Öğretimde öncelikle uygulamalar yer almakta, uygulamaların verileri ile kuramsal bağlantılara ve tanımlara geçilmektedir. (tümevarım, tümdengelim ve çıkarsama yöntemleri döngüsel olarak kullanılacaktır)
Katılımcılar her katılımda kendileri üzerinden kazandıkları deneyime dayanarak kendi çalışma alanlarında deneme ve uygulamalar yapmak sureti ile eğitim boyunca süpervizyon alma şansı yakalayacaklardır.

Teknikler

Art –terapi eğitim programında öncelikli hedef sanatsal dışavurumun psikoterapötik ve/ya gelişimsel etkileşimlerini ortaya çıkarmaktır. Bu amaçla katılımcıların önceden var olan psikoterapi ve eğitim oryantasyonları da dikkate alınarak sanatla çalışmanın psikoterapi, eğitim, yetiştirme ve insan kaynağı geliştirme amaçları yönünde uygulanmasını sağlayacak teknik buluşmalara yer verilecektir. Sanat ve psikodrama, Gestalt teknikleri ve psikanalitik oryantasyonlu bakış üzerine kombinasyonlar amaçlanmaktadır.

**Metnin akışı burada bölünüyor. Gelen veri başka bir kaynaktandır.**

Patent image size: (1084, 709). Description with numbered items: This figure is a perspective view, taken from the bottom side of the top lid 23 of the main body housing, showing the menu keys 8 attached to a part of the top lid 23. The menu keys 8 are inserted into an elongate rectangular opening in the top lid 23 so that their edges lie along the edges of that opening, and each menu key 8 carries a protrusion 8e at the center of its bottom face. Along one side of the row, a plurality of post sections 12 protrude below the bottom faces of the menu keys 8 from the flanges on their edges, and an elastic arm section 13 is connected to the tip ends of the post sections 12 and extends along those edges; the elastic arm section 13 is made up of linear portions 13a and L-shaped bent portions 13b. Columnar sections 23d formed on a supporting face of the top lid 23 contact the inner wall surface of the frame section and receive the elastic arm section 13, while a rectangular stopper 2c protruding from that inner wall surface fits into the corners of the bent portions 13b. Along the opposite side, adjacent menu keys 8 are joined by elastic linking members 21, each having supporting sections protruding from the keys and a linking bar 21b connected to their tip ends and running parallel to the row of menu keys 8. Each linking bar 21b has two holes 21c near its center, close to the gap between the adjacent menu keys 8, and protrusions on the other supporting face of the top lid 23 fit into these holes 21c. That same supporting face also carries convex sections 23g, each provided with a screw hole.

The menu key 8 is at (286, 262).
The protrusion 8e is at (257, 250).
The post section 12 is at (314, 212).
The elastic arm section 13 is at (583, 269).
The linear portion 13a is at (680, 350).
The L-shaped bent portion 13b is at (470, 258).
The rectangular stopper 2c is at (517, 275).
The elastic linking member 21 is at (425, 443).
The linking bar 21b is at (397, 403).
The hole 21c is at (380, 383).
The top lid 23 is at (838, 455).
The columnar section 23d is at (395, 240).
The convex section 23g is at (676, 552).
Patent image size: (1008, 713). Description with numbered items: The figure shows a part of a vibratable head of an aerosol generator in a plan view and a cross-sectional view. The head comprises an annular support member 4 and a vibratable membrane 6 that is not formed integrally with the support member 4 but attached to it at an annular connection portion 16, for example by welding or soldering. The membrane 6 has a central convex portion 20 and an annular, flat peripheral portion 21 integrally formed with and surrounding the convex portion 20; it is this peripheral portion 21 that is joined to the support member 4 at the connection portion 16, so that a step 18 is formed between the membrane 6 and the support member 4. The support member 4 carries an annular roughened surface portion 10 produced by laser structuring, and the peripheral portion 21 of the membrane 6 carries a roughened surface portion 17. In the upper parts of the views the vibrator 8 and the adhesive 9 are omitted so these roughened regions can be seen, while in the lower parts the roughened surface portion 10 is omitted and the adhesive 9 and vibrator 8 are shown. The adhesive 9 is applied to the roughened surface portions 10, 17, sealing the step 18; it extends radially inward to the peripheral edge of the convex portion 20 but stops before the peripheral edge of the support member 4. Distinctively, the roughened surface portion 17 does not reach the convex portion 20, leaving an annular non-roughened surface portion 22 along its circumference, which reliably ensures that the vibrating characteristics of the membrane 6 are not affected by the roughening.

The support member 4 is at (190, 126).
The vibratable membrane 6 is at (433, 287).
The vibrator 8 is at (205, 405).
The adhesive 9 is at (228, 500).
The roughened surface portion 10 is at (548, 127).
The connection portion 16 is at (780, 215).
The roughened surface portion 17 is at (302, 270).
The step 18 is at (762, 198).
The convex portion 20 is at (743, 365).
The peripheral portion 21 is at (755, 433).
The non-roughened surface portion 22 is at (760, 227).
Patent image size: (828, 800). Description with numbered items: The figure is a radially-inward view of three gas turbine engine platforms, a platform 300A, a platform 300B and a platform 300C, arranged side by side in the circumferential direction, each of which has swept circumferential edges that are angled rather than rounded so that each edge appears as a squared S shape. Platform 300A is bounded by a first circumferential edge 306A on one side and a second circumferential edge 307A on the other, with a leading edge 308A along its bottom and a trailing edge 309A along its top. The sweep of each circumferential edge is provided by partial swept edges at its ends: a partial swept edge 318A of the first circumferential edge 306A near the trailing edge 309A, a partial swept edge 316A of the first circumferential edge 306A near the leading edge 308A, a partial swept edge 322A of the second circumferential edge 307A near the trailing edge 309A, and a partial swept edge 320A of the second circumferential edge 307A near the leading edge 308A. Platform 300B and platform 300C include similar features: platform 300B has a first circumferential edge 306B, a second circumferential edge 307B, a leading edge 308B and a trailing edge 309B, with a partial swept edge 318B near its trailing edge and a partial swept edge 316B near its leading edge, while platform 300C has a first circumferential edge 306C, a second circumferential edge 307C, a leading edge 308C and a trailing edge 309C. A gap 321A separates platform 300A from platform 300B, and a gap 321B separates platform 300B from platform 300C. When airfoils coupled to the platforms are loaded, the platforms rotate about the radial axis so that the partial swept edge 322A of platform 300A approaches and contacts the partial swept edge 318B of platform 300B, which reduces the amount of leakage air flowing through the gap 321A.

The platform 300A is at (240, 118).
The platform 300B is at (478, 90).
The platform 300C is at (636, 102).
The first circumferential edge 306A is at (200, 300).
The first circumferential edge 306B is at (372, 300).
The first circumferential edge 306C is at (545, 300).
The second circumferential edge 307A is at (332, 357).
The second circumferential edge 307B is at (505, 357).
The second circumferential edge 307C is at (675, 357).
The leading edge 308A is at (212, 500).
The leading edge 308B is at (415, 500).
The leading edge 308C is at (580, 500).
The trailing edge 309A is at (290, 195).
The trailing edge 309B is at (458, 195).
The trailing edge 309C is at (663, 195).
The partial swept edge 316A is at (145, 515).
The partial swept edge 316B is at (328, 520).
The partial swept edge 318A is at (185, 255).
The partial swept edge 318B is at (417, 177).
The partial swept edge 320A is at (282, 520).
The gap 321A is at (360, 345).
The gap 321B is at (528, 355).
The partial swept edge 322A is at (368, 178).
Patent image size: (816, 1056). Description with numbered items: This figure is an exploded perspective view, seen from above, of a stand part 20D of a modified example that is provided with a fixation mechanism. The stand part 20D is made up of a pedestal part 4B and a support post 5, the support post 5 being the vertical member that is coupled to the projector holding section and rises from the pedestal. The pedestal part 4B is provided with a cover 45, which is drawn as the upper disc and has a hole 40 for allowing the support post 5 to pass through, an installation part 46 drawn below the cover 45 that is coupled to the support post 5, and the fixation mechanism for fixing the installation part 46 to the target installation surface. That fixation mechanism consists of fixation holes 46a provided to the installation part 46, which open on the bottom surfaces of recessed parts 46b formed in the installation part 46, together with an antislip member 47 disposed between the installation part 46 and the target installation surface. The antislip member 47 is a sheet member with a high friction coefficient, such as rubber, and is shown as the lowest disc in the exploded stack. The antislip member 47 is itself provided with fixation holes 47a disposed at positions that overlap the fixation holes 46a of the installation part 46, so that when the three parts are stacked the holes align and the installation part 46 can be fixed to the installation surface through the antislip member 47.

Her bir alan için ayrılmış olan 30 saat (üç birim) lik sürenin bir birimi ustalarla buluşma için ayrılmıştır. Bu bölümde katılımcılar sanatçılarla işbirliği yapabilme ve sanatı bizzat aktif olarak üretebilme/yaşayabilme deneyimleri kazanacaklardır.
Hedeflenen katılımcılar ve ön koşullar:
Psikiyatri uzmanlığı almış ve/ya uzmanlık eğitimi devam eden hekimler,Psikoloji, Psikolojik Danışmanlık ve Rehberlik, Tıp, Fizyoterapi, Yüksek hemşirelik (Psikiyatri Hemşireliği koşulu ile) ve/ya eğitim alanlarında en az lisans mezunu olanlar (okul öncesi eğitim, sınıf öğretmenliği ve sanat alanları dahil)
Ruh sağlığı ve İnsan kaynağını geliştirme/iyileştirme amaçlı tüm çalışmaların ekip sistematiği içerisinde yürütülmesi gerekmektedir. Programa kabul edilecek katılımcıların çeşitliliği aynı alanda değişik disiplinlerden gelen profesyonellerin ekip oluşturabilme ve birlikte üretebilme deneyimi kazanmalarını sağlamaktadır.
Grupla çalışma tekniklerinin uygulanabilmesini de amaçlayarak 20 kişilik kontenjan düşünülmüştür. bir eğitim grubu en az 18, en çok 24 kişiden oluşur. (Bu sayılar ikili ve üçlü alt çalışma grupları yapabilme amaçlıdır.)
Tüm programa devam zorunludur. Makul nedenlerle kaçırılmış olan eğitim seansları için katılımcı telafi programı almak zorundadır.Mezuniyet için her katılımcı çalışmalarından örneklerin yer aldığı bir yayın (tez) hazırlamalıdır.